Though I was a bit dismissive of caveats above it’s interesting to note that though the system was built using (anonymised) data from 2.5 million people, it is still only sensitive enough to give meaningful risks for the ‘big 10’ cancers (the ones on the list when you click calculate) and it’s not good for rarer cancers (yet, adding more data will help). Also the tool is created with data from 25-80 year olds, so is only suitable for those age groups (I’m pretty sure bleeding randomly is bad whatever your age though! Get that checked out).
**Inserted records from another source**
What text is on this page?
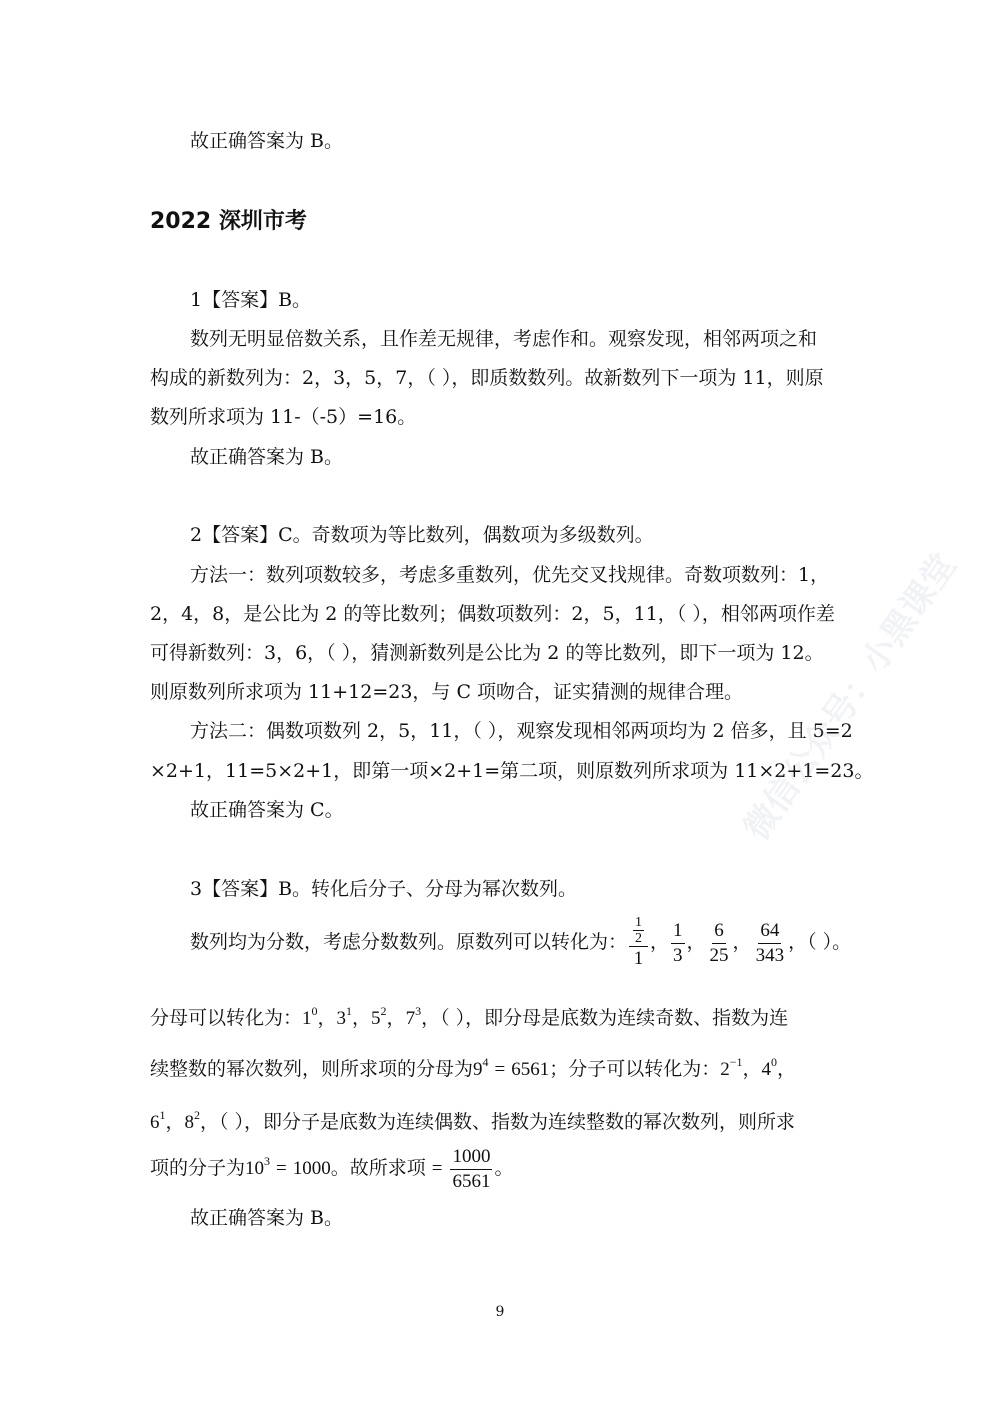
故正确答案为 B。
2022 深圳市考
1【答案】B。
数列无明显倍数关系，且作差无规律，考虑作和。观察发现，相邻两项之和
构成的新数列为：2，3，5，7，（ ），即质数数列。故新数列下一项为 11，则原
数列所求项为 11-（-5）=16。
故正确答案为 B。
2【答案】C。奇数项为等比数列，偶数项为多级数列。
方法一：数列项数较多，考虑多重数列，优先交叉找规律。奇数项数列：1，
2，4，8，是公比为 2 的等比数列；偶数项数列：2，5，11，（ ），相邻两项作差
可得新数列：3，6，（ ），猜测新数列是公比为 2 的等比数列，即下一项为 12。
则原数列所求项为 11+12=23，与 C 项吻合，证实猜测的规律合理。
方法二：偶数项数列 2，5，11，（ ），观察发现相邻两项均为 2 倍多，且 5=2
×2+1，11=5×2+1，即第一项×2+1=第二项，则原数列所求项为 11×2+1=23。
故正确答案为 C。
3【答案】B。转化后分子、分母为幂次数列。
数列均为分数，考虑分数数列。原数列可以转化为： $\frac{\frac{1}{2}}{1}$ ， $\frac{1}{3}$ ， $\frac{6}{25}$ ， $\frac{64}{343}$ ，（ ）。
分母可以转化为：$1^0$，$3^1$，$5^2$，$7^3$，（ ），即分母是底数为连续奇数、指数为连
续整数的幂次数列，则所求项的分母为$9^4 = 6561$；分子可以转化为：$2^{-1}$，$4^0$，
$6^1$，$8^2$，（ ），即分子是底数为连续偶数、指数为连续整数的幂次数列，则所求
项的分子为$10^3 = 1000$。故所求项 = $\frac{1000}{6561}$ 。
故正确答案为 B。
微信公众号：小黑课堂
9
My impression of how useful a tool like this is, is influenced by a tool to predict genetic causes of diabetes (e.g. MODY). While the overwhelming majority of diabetics are now Type IIs and Type Is are next (their pancreas has been knocked out, most likely by the immune response to a mystery virus), there is a small category of people whose diabetes is caused by a mutation, and if you can identify these patients, it may change the way they are treated. For example some people just have a tiny stunted pancreas. Giving these people drugs to squeeze out more insulin from the pancreas probably won’t work and they should probably go straight onto insulin. Some people have a permanently higher blood glucose, but the body works perfectly well to maintain that higher level. A bit as if your body thought your body temperature should be 38 degrees. It is crazy hard to bring these levels down, and luckily it seems to be unnecessary, these people seem to be at no greater risk of long term conditions. so these ‘diabetics’ need to not be treated. And best of all is the condition setting in before six months (before you have a functioning immune system that could kill your pancreas) where you have the blood glucose sensing system, you have the insulin producing system but they are not connected. They can be joined back together by massive doses of sulphonylureas (basically a pill) which will eliminate your need for testing your blood sugar and injecting insulin. Almost a ‘cure’ for this tiny minority of a tiny minority. The point about algorithms here is that Prof. Andrew Hattersly who has led the research into these conditions, who can safely be considered an expert on genetic causes of diabetes has tested himself against the algorithm he built and he found the algorithm can guess better than he can. So swing on over if you’re diabetic and have family member with diabetes and want to review yourself.
So with this endorsment for one algorithm, I’m inclined to believe a different one can probably at least flag up useful pointers.
This can further be tied to the outguessing machine described by Poundstone in Predicting the Unpredictable. The machine was built in a pre digital age (the ’50s) and by simply remembering whatever you guessed the last two times a given option came up (with a 16 bit memory), it could consistently outguess anyone. Because (from Thinking Fast and Slow) multiplying lots of small numbers in our head is not a major human skill, so leave it to the algorithms.